Ces attaques, hélas ! ne sont pas isolées : Mantes-la-Jolie, La Seyne-sur-Mer, Lorient, ou encore Massy. La mise en danger et les agressions de nos forces de sécurité, de ces femmes et ces hommes de devoir, dans le contexte de menace que nous connaissons, appelle à instaurer la réponse ferme de l'impunité zéro face à ces criminels.
Au-delà des mesures bienvenues mais tardives que vous avez pu annoncer, il devient impératif de garantir la sécurité des Français et de ceux qui se sont engagés pour les protéger, en leur apportant un soutien sans faille et des moyens d'agir.
Monsieur le Premier ministre, les propositions sont sur la table : c'est le rétablissement des peines planchers ; c'est la révision de la légitime défense ; c'est le renforcement des moyens matériels ; c'est l'affranchissement de tâches administratives qui détournent les agents du terrain.

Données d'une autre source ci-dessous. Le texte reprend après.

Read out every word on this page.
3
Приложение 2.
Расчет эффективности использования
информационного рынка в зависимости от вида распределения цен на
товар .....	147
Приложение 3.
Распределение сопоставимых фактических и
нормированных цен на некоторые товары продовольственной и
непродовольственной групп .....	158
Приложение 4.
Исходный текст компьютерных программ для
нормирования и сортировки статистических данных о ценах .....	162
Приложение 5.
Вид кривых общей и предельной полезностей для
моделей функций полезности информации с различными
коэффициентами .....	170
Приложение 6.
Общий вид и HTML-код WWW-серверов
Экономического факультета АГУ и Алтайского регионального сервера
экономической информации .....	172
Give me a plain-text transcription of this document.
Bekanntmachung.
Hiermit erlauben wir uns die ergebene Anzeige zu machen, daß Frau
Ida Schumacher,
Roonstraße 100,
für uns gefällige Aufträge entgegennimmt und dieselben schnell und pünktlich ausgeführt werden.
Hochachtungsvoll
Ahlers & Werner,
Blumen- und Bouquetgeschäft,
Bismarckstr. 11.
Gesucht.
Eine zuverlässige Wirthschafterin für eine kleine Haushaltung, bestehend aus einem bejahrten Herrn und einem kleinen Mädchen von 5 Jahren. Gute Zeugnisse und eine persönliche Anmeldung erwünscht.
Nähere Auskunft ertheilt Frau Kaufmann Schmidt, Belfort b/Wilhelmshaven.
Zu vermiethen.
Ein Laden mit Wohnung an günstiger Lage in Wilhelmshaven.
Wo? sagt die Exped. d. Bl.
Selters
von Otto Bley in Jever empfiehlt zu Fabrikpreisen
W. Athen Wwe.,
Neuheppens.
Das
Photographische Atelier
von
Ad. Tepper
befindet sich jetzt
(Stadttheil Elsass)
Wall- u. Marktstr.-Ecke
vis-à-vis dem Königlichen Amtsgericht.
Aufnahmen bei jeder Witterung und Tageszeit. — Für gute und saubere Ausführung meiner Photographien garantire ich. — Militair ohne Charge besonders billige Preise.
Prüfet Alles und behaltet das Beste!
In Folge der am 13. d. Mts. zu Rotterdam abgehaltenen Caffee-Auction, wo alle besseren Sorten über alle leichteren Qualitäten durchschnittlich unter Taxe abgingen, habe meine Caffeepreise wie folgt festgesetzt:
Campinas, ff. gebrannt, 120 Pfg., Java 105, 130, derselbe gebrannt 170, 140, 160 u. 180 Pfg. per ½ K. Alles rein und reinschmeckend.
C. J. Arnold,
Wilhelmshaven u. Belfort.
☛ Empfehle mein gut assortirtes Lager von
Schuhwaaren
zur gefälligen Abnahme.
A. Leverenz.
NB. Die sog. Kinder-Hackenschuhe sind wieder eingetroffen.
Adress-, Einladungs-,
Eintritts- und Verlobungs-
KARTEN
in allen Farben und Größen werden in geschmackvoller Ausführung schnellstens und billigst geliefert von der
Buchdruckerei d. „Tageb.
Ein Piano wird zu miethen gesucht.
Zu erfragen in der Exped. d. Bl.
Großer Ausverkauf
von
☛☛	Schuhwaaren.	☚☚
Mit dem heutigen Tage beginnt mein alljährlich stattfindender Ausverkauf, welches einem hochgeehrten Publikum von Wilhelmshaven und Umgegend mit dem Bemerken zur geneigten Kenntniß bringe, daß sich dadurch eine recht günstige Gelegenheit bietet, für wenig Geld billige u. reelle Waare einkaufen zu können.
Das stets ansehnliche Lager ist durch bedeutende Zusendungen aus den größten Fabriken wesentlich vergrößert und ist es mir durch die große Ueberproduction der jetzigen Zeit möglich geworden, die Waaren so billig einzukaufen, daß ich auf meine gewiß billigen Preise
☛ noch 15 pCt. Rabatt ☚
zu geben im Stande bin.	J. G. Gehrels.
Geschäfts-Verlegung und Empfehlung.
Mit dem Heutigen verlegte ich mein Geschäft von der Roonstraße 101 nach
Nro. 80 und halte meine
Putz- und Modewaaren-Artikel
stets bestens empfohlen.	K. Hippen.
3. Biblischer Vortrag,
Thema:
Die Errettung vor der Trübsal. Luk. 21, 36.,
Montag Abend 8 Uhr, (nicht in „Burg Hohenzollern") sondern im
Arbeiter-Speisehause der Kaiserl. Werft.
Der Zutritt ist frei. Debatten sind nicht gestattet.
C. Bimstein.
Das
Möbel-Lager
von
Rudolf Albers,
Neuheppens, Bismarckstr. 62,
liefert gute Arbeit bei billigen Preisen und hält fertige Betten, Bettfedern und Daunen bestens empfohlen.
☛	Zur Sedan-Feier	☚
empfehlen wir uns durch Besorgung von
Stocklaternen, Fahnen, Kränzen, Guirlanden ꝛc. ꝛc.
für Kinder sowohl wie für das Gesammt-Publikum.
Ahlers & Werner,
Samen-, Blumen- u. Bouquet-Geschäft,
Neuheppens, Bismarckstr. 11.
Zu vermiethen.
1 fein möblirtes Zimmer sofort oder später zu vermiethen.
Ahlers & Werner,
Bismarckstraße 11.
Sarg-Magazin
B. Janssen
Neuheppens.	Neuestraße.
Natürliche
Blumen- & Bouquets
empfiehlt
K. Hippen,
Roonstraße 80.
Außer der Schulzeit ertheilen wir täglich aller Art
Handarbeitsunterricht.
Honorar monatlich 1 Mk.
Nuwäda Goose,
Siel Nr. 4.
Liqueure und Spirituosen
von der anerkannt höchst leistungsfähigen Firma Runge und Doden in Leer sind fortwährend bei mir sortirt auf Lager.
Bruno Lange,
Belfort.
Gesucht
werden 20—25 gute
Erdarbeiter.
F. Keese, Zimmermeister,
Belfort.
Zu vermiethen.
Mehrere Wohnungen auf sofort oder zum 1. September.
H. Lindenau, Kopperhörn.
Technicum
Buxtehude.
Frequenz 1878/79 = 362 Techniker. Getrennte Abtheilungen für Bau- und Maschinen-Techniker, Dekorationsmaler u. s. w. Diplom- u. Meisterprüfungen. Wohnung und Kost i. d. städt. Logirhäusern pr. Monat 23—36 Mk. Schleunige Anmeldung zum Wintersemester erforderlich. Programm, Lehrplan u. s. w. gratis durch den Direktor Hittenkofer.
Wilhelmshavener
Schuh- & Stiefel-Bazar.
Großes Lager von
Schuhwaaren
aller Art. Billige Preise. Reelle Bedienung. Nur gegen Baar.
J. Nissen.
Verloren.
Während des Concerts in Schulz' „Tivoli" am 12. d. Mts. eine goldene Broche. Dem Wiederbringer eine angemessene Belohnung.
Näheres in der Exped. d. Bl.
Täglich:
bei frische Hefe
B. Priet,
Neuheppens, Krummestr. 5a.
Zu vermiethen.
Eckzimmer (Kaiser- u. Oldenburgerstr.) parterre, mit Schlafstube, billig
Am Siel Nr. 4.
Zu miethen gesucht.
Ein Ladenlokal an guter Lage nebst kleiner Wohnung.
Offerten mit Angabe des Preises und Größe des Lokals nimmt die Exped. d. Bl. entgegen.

Oh, je ne suis pas en train de dire que tout est facile, monsieur le Premier ministre, mais il y a urgence ! Et il faut du courage. Au-delà des discours qui souvent renforcent la colère et l'exaspération, les forces de l'ordre et nos compatriotes vous conjurent de restaurer l'autorité de l'État dans tous les territoires de la République.